Yesterday, the Chicago Police Department announced a new simplified Investigative Stops Report (ISR) that officers will use on the streets beginning on March 1. ISR is the paperwork completed by a CPD officer at the conclusion of a Terry stop, often referred to as stop-and-frisk. Last August, the ACLU of Illinois reached a landmark agreement with the CPD and the City of Chicago to begin tracking and collecting more precise data about such events. That agreement was augmented in January by a new state law requiring the collection of additional information when police stop and search individuals on the streets all across Illinois.

The modifications to the ISR announced by CPD yesterday are modest and in no way impact the data required under state law or our agreement with the City and CPD. The changes consist of the following:

  1. Two pieces of information that CPD had wanted to collect – whether a car was “curbed” as part of a stop and whether someone was handcuffed – were eliminated from the form; and
  2. Three separate narrative spaces were combined into one.

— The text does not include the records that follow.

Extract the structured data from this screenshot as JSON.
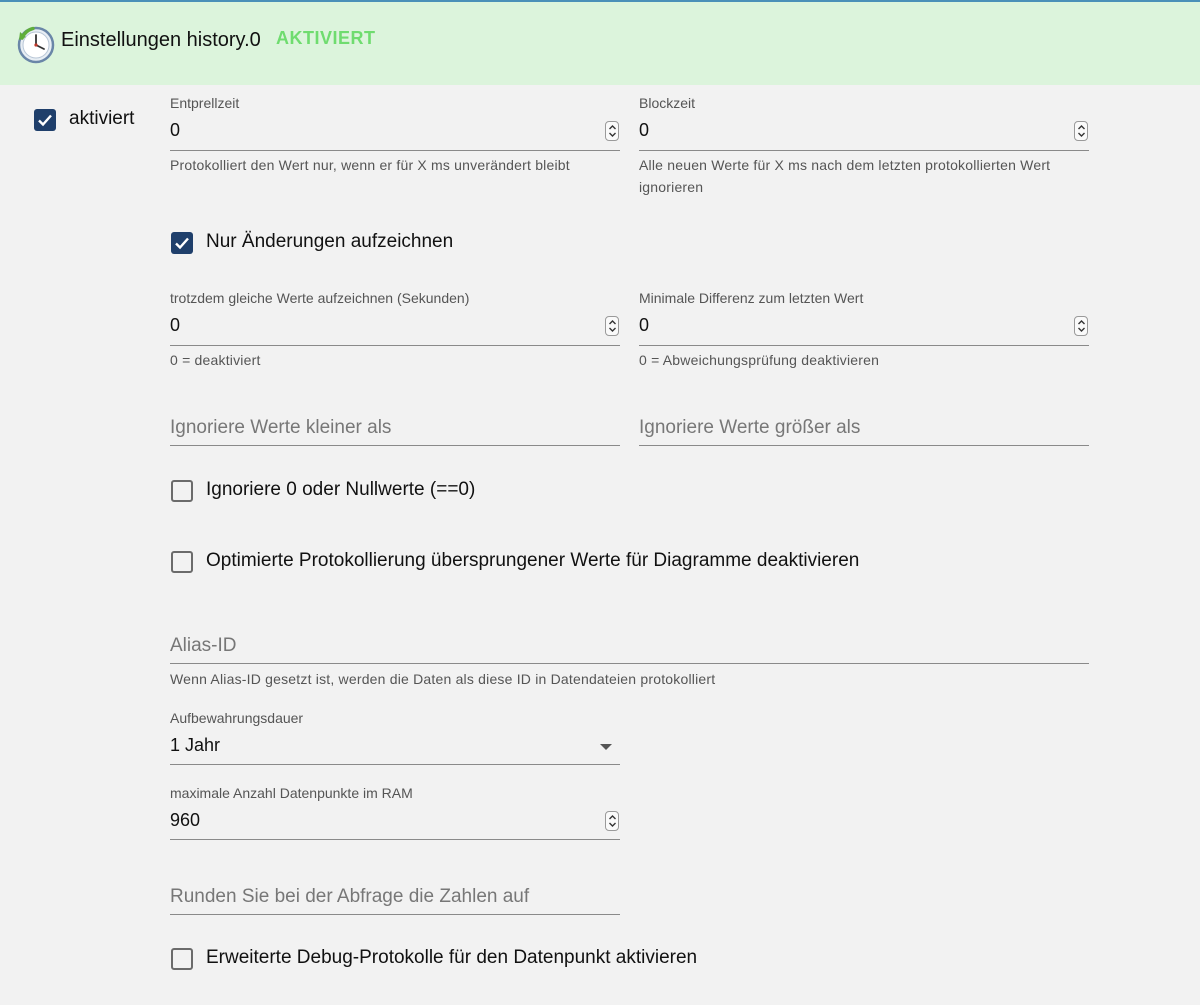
{
  "header": {
    "logo_icon": "clock-history-icon",
    "title": "Einstellungen history.0",
    "status": "AKTIVIERT"
  },
  "enabled": {
    "label": "aktiviert",
    "checked": true
  },
  "debounce": {
    "label": "Entprellzeit",
    "value": "0",
    "helper": "Protokolliert den Wert nur, wenn er für X ms unverändert bleibt"
  },
  "blocktime": {
    "label": "Blockzeit",
    "value": "0",
    "helper": "Alle neuen Werte für X ms nach dem letzten protokollierten Wert ignorieren"
  },
  "changes_only": {
    "label": "Nur Änderungen aufzeichnen",
    "checked": true
  },
  "same_values": {
    "label": "trotzdem gleiche Werte aufzeichnen (Sekunden)",
    "value": "0",
    "helper": "0 = deaktiviert"
  },
  "min_diff": {
    "label": "Minimale Differenz zum letzten Wert",
    "value": "0",
    "helper": "0 = Abweichungsprüfung deaktivieren"
  },
  "ignore_below": {
    "placeholder": "Ignoriere Werte kleiner als"
  },
  "ignore_above": {
    "placeholder": "Ignoriere Werte größer als"
  },
  "ignore_zero": {
    "label": "Ignoriere 0 oder Nullwerte (==0)",
    "checked": false
  },
  "disable_skipped": {
    "label": "Optimierte Protokollierung übersprungener Werte für Diagramme deaktivieren",
    "checked": false
  },
  "alias": {
    "placeholder": "Alias-ID",
    "helper": "Wenn Alias-ID gesetzt ist, werden die Daten als diese ID in Datendateien protokolliert"
  },
  "retention": {
    "label": "Aufbewahrungsdauer",
    "value": "1 Jahr"
  },
  "max_ram": {
    "label": "maximale Anzahl Datenpunkte im RAM",
    "value": "960"
  },
  "round": {
    "placeholder": "Runden Sie bei der Abfrage die Zahlen auf"
  },
  "debug": {
    "label": "Erweiterte Debug-Protokolle für den Datenpunkt aktivieren",
    "checked": false
  }
}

  As a result, the form has been reduced in length from 2 pages to 1-1/2 pages.
Officers are still required to collect the most critical information about street stops – namely, who conducts the stop, who is stopped, why the individual was stopped, whether the person was searched and why, what (if anything) was found and what was the outcome of the encounter. This information is necessary to insure that street stops are consistent with applicable law and the U.S. Constitution. And assuring that all such stops are lawful remains the focus of the ACLU of Illinois.